Since we first developed the concept of The Perished, I’ve reached out a number of times through it’s production for advice and created somewhat of an ongoing saga around the film’s development & now, completion. It was nice to be able to kind of bookend the Hollywood Therapy journey in some way – while also getting some great advice about what to do next.

From the show;

JOE: I totally remember being outside The Phoenix [Artist Club] with Paddy that night and you know, like, that’s the thing when you go to FrightFest – everyone goes to The Phoenix afterwards. That’s just a moment where you’re not like, you’re not on – so to speak but everybody goes there and everyone is just having a good time and you go upstairs afterwards to just kind of… decompress, or get some air or whatever.

I remember having a conversation with Paddy and you know kind of just giving him, encouragement – you know, you can keep moving and to hear that he got his movie into FrightFest make’s me feel so happy for him and for everybody involved.

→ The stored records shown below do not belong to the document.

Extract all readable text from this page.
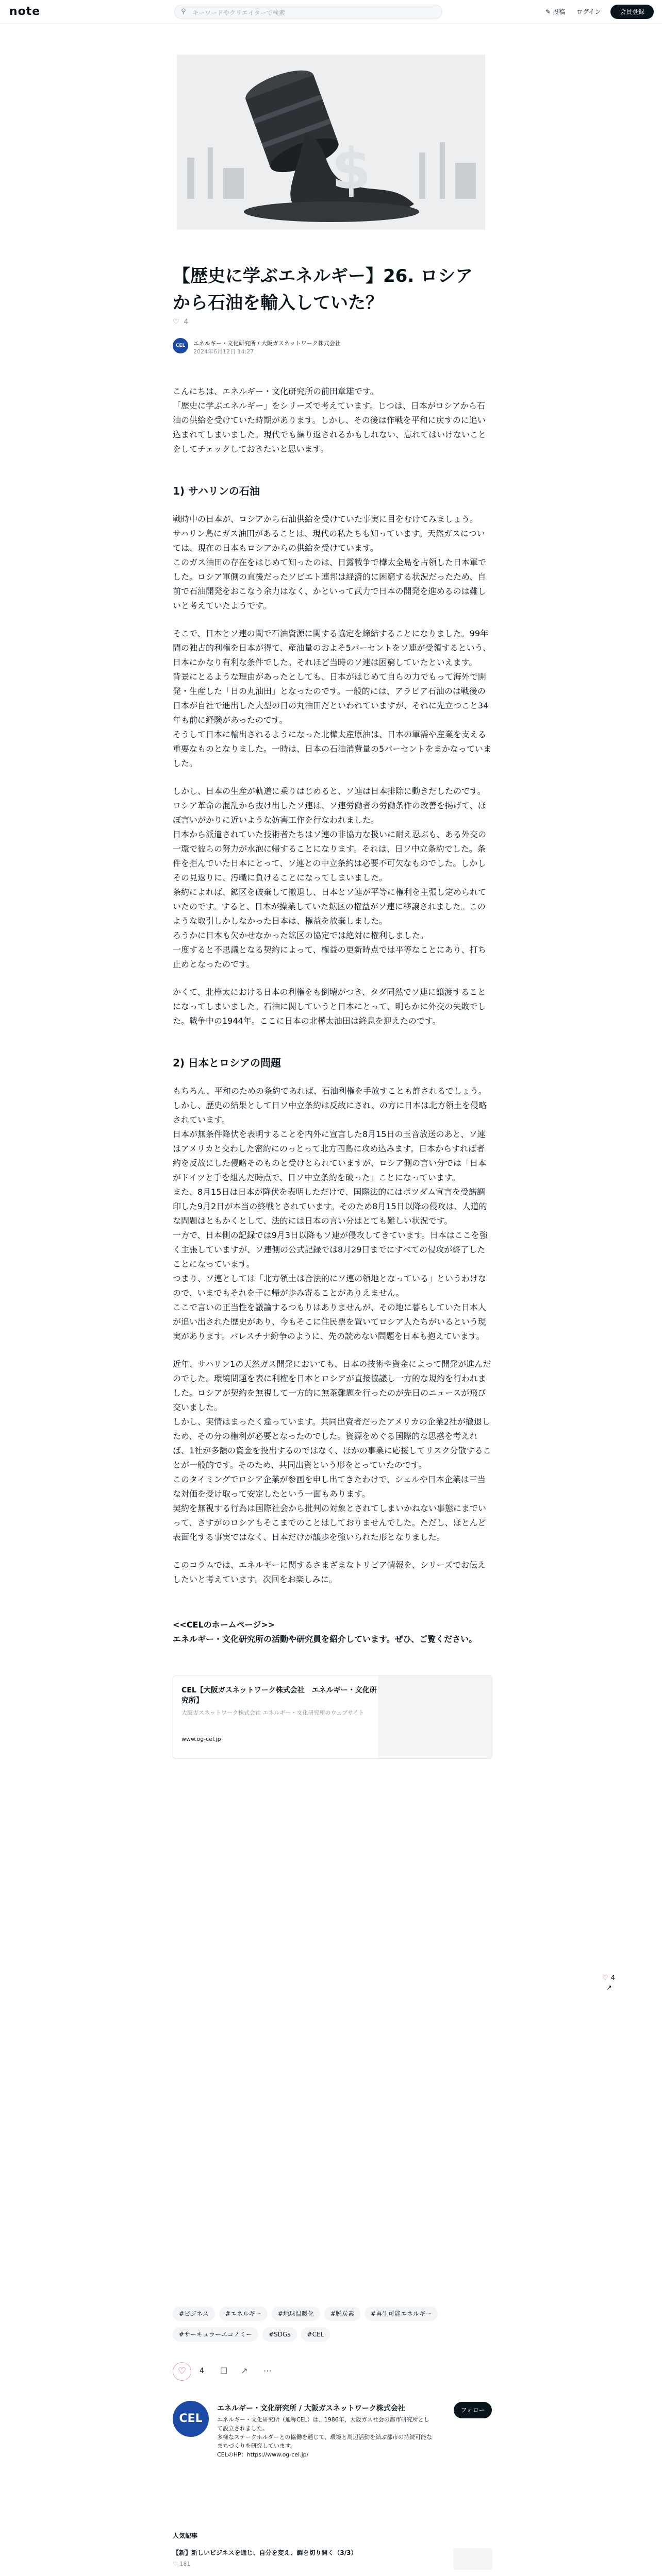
note	⚲ キーワードやクリエイターで検索	✎ 投稿 ログイン	会員登録
$
【歴史に学ぶエネルギー】26. ロシアから石油を輸入していた？
♡ 4
CEL	エネルギー・文化研究所 / 大阪ガスネットワーク株式会社
2024年6月12日 14:27

こんにちは、エネルギー・文化研究所の前田章雄です。
「歴史に学ぶエネルギー」をシリーズで考えています。じつは、日本がロシアから石油の供給を受けていた時期があります。しかし、その後は作戦を平和に戻すのに追い込まれてしまいました。現代でも繰り返されるかもしれない、忘れてはいけないことをしてチェックしておきたいと思います。

1) サハリンの石油

戦時中の日本が、ロシアから石油供給を受けていた事実に目をむけてみましょう。
サハリン島にガス油田があることは、現代の私たちも知っています。天然ガスについては、現在の日本もロシアからの供給を受けています。
このガス油田の存在をはじめて知ったのは、日露戦争で樺太全島を占領した日本軍でした。ロシア軍側の直後だったソビエト連邦は経済的に困窮する状況だったため、自前で石油開発をおこなう余力はなく、かといって武力で日本の開発を進めるのは難しいと考えていたようです。

そこで、日本とソ連の間で石油資源に関する協定を締結することになりました。99年間の独占的利権を日本が得て、産油量のおよそ5パーセントをソ連が受領するという、日本にかなり有利な条件でした。それほど当時のソ連は困窮していたといえます。
背景にとるような理由があったとしても、日本がはじめて自らの力でもって海外で開発・生産した「日の丸油田」となったのです。一般的には、アラビア石油のは戦後の日本が自社で進出した大型の日の丸油田だといわれていますが、それに先立つこと34年も前に経験があったのです。
そうして日本に輸出されるようになった北樺太産原油は、日本の軍需や産業を支える重要なものとなりました。一時は、日本の石油消費量の5パーセントをまかなっていました。

しかし、日本の生産が軌道に乗りはじめると、ソ連は日本排除に動きだしたのです。ロシア革命の混乱から抜け出したソ連は、ソ連労働者の労働条件の改善を掲げて、ほぼ言いがかりに近いような妨害工作を行なわれました。
日本から派遣されていた技術者たちはソ連の非協力な扱いに耐え忍ぶも、ある外交の一環で彼らの努力が水泡に帰することになります。それは、日ソ中立条約でした。条件を拒んでいた日本にとって、ソ連との中立条約は必要不可欠なものでした。しかしその見返りに、汚職に負けることになってしまいました。
条約によれば、鉱区を破棄して撤退し、日本とソ連が平等に権利を主張し定められていたのです。すると、日本が操業していた鉱区の権益がソ連に移譲されました。このような取引しかしなかった日本は、権益を放棄しました。
ろうかに日本も欠かせなかった鉱区の協定では絶対に権利しました。
一度すると不思議となる契約によって、権益の更新時点では平等なことにあり、打ち止めとなったのです。

かくて、北樺太における日本の利権をも倒壊がつき、タダ同然でソ連に譲渡することになってしまいました。石油に関していうと日本にとって、明らかに外交の失敗でした。戦争中の1944年。ここに日本の北樺太油田は終息を迎えたのです。

2) 日本とロシアの問題

もちろん、平和のための条約であれば、石油利権を手放すことも許されるでしょう。しかし、歴史の結果として日ソ中立条約は反故にされ、の方に日本は北方領土を侵略されています。
日本が無条件降伏を表明することを内外に宣言した8月15日の玉音放送のあと、ソ連はアメリカと交わした密約にのっとって北方四島に攻め込みます。日本からすれば者約を反故にした侵略そのものと受けとられていますが、ロシア側の言い分では「日本がドイツと手を組んだ時点で、日ソ中立条約を破った」ことになっています。
また、8月15日は日本が降伏を表明しただけで、国際法的にはポツダム宣言を受諾調印した9月2日が本当の終戦とされています。そのため8月15日以降の侵攻は、人道的な問題はともかくとして、法的には日本の言い分はとても難しい状況です。
一方で、日本側の記録では9月3日以降もソ連が侵攻してきています。日本はここを強く主張していますが、ソ連側の公式記録では8月29日までにすべての侵攻が終了したことになっています。
つまり、ソ連としては「北方領土は合法的にソ連の領地となっている」というわけなので、いまでもそれを千に帰が歩み寄ることがありえません。
ここで言いの正当性を議論するつもりはありませんが、その地に暮らしていた日本人が追い出された歴史があり、今もそこに住民票を置いてロシア人たちがいるという現実があります。パレスチナ紛争のように、先の読めない問題を日本も抱えています。

近年、サハリン1の天然ガス開発においても、日本の技術や資金によって開発が進んだのでした。環境問題を表に利権を日本とロシアが直接協議し一方的な規約を行われました。ロシアが契約を無視して一方的に無茶難題を行ったのが先日のニュースが飛び交いました。
しかし、実情はまったく違っています。共同出資者だったアメリカの企業2社が撤退しため、その分の権利が必要となったのでした。資源をめぐる国際的な思惑を考えれば、1社が多額の資金を投出するのではなく、ほかの事業に応援してリスク分散することが一般的です。そのため、共同出資という形をとっていたのです。
このタイミングでロシア企業が参画を申し出てきたわけで、シェルや日本企業は三当な対価を受け取って安定したという一面もあります。
契約を無視する行為は国際社会から批判の対象とされてしまいかねない事態にまでいって、さすがのロシアもそこまでのことはしておりませんでした。ただし、ほとんど表面化する事実ではなく、日本だけが譲歩を強いられた形となりました。

このコラムでは、エネルギーに関するさまざまなトリビア情報を、シリーズでお伝えしたいと考えています。次回をお楽しみに。

<<CELのホームページ>>
エネルギー・文化研究所の活動や研究員を紹介しています。ぜひ、ご覧ください。

CEL【大阪ガスネットワーク株式会社　エネルギー・文化研究所】
大阪ガスネットワーク株式会社 エネルギー・文化研究所のウェブサイト
www.og-cel.jp
#ビジネス	#エネルギー	#地球温暖化	#脱炭素	#再生可能エネルギー#サーキュラーエコノミー	#SDGs	#CEL
♡	4 ☐ ↗ ⋯
CEL
エネルギー・文化研究所 / 大阪ガスネットワーク株式会社
エネルギー・文化研究所（通称CEL）は、1986年、大阪ガス社会の都市研究所として設立されました。
多様なステークホルダーとの協働を通じて、環境と周辺活動を結ぶ都市の持続可能なまちづくりを研究しています。
CELのHP：https://www.og-cel.jp/
フォロー
人気記事
【新】新しいビジネスを通じ、自分を変え、調を切り開く（3/3）
♡ 181
♡ 4 ↗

Honestly, this means so much given Joe Lynch (and of course, Adam Green’s) influence on the film both from it’s conceit through to it’s FrightFest premiere announcement. A huge thanks to Adam, Joe and of course Dr. Arwen for the advice, encouragement and support and for all the wonderful content they continue to create both on The Movie Crypt and beyond that with Films and their fantastic sitcom, Holliston.


Joe Lynch’s new movie, Point Blank, just dropped on Netflix starring Anthony Mackie and Frank Grillo, while Adam’s most recent feature film, Victor Crowley is available online to buy on and also via VOD streaming platforms like iTunes & Amazon. This excerpt comes from Episode 320, which see’s the dynamic trio interviewing genre icon, Sid Haig, star of Rob Zombies soon to be trilogy, House of 1000 Corpses, The Devils’ Rejects & Three from Hell – as well as classic horror films like Spider Baby and Galaxy of Terror.


Check the episode out over here (or via Spotify, Google Podcasts etc.) and once again huge thanks (and massive congrats) to all the folks at The Movie Crypt who recently became part of the Fangoria podcasting network.

Read more about how Adam & Joe helped to make The Perished happen in our recent article about the film’s journey to it’s FrightFest premiere!

To quote Joe Lynch; Film-makers never give up!